Linux also now passes, where before it didn't.

joinr commented 4 years ago

So the require mechanisms appear to work now, if you refactor out the load jank into a separate namespace, like neandertest.mkl with

(ns neandertest.mkl
  (:import org.bytedeco.mkl.global.mkl_rt
           [org.bytedeco.javacpp Loader]))
(Loader/load org.bytedeco.mkl.global.mkl_rt)

and have that as a require preceding uncomplicate.neanderthal.native. This is still somewhat mysterious to me (aside from somehow apparently reconciling load issues by using their loader to ensure the class is loaded, and thus native deps live somewhere maybe (there appears to be a cache they store as well)). At least there is a proof of principle that this is a viable path for managing MKL native dependencies portably.

joinr commented 4 years ago

Closing issue. Maybe others can follow these tracks if they decide to go down this route instead of relying on a system wide install (and in my case, having to jump through some registration hoops to get the binaries I needed).

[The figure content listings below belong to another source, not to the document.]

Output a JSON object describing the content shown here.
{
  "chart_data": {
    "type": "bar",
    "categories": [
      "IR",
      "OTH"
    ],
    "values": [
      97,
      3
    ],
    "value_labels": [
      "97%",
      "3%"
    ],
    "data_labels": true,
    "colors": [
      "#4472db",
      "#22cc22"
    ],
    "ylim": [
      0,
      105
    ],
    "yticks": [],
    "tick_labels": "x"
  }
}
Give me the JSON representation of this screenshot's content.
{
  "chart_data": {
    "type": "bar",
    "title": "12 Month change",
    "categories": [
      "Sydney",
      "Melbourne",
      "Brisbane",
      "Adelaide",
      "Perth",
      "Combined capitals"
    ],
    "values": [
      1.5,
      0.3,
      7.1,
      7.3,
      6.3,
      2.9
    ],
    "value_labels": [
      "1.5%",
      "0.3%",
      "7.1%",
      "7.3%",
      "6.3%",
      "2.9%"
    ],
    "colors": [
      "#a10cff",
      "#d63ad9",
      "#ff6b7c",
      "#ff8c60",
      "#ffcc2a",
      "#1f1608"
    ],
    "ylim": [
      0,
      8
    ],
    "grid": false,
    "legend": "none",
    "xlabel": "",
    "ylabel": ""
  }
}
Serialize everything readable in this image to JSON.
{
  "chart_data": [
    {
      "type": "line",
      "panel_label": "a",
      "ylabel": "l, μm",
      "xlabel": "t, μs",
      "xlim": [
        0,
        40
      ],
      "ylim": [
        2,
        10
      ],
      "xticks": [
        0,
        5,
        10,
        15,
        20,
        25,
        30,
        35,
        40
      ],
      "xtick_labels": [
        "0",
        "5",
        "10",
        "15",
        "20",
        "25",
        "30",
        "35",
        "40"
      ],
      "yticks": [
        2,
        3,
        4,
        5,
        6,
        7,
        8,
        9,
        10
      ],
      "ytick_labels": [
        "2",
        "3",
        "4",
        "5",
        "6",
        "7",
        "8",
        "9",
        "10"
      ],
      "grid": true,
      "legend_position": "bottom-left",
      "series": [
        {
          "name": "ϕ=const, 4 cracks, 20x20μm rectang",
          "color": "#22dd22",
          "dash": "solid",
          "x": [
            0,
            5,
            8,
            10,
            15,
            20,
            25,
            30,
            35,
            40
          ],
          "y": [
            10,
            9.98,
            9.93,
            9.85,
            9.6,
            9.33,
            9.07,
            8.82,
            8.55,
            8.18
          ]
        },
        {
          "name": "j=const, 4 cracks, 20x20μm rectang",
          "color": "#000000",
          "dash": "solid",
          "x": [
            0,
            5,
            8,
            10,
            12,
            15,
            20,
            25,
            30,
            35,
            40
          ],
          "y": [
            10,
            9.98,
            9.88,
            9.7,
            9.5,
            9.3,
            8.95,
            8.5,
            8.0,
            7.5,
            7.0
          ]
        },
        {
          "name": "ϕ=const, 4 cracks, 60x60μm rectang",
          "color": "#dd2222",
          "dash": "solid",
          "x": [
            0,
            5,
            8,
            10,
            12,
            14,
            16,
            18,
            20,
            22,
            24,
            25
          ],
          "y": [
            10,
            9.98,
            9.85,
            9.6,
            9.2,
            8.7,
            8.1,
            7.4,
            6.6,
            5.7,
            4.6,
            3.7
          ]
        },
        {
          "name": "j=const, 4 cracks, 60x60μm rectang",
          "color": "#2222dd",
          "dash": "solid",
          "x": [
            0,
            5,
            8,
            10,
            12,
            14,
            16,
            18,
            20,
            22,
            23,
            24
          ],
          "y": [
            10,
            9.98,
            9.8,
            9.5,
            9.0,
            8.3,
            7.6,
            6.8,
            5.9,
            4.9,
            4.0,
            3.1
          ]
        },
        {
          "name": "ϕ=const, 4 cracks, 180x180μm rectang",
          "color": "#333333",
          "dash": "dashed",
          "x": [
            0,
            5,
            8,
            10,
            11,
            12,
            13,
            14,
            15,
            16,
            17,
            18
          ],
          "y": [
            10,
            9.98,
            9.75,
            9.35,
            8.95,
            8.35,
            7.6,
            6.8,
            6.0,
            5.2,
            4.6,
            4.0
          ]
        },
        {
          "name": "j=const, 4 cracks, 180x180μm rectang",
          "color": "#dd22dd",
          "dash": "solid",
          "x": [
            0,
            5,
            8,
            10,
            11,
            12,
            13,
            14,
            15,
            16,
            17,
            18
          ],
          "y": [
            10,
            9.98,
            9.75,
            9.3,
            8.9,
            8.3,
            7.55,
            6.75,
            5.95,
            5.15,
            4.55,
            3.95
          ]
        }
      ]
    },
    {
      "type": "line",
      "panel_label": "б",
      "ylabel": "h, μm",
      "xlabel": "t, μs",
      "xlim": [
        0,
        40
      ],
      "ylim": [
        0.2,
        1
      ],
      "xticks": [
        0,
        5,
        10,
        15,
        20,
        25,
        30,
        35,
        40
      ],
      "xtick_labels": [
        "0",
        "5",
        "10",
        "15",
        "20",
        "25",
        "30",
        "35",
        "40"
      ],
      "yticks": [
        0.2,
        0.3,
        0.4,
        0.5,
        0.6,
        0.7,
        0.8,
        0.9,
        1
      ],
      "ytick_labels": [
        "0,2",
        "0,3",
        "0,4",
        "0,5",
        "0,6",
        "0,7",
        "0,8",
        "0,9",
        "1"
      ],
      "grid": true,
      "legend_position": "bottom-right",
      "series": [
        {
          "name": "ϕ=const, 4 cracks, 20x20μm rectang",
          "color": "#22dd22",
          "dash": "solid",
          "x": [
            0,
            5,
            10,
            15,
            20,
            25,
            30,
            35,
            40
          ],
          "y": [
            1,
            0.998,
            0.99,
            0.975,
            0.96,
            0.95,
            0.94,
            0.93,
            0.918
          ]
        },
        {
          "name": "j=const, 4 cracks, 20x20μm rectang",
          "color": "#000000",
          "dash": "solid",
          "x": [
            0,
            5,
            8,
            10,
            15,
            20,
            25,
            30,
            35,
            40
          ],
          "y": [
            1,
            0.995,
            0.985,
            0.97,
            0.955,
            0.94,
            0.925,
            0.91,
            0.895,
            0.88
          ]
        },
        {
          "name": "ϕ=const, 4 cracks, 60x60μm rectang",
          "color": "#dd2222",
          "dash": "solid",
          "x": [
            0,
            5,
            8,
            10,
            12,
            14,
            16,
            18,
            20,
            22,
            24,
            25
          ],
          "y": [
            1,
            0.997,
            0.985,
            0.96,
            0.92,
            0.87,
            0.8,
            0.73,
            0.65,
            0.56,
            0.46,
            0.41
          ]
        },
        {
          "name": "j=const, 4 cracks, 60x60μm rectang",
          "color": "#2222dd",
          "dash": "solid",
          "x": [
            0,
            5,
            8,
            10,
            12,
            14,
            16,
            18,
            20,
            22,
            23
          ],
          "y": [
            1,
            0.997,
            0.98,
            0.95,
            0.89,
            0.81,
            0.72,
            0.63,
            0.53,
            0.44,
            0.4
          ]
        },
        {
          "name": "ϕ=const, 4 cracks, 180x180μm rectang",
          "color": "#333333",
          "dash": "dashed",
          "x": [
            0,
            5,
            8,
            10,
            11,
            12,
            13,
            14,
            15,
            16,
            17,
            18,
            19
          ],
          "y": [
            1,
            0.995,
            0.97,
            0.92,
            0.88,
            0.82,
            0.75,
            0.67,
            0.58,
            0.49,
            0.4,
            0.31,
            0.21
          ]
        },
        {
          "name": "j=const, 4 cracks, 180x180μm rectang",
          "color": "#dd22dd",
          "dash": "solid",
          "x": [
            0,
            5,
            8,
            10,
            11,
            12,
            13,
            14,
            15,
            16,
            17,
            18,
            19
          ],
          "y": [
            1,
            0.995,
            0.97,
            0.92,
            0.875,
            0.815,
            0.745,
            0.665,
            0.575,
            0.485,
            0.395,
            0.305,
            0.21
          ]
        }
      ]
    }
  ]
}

blueberry commented 4 years ago

Thank you for exploring this Tom. I've updated Neanderthal to do this discovery, so the user does not need to do anything other than provide javacpp's mkl redist jar on the classpath, which will be auto-discovered. If the jar is not there, the system-wide MKL from the LD_LIBRARY_PATH will be used. Please test 0.35.0 if you have time.

BTW, you didn't need to register at Intel to acquire MKL. You could literally unpack bytedeco's jar in any folder, add that folder onto your library path, and that would work.

I still prefer the system-wide method, for many reasons, but I appreciate that this is a huge issue for many, many Clojure and Java programmers who do not have experience with fiddling with native OS paths and whatnot. So, now we have the best of both worlds!

Thanks a lot!

joinr commented 4 years ago

@blueberry That's great to hear. I just tried the repo under windows 10 and ubuntu, both worked as expected (if you include the jar on the classpath, e.g. in dependencies), with only the require for uncomplicate.neanderthal.native being necessary. I think this greatly simplifies the options for getting running with neanderthal for many users in a crossplatform way, although maybe not all use cases want to bring in that heavy dependency and prefer to have a system level install.

BTW, you didn't need to register at Intel to acquire MKL. You could literally unpack bytedeco's jar in any folder, add that folder onto your library path, and that would work.

Hah, I realized this well after the fact. I was trying out neanderthal last year and went through this, before realizing just a few days ago that there were maven artifacts with the desired binaries.

Thanks a lot!

You are very welcome. Same to you for sharing your work!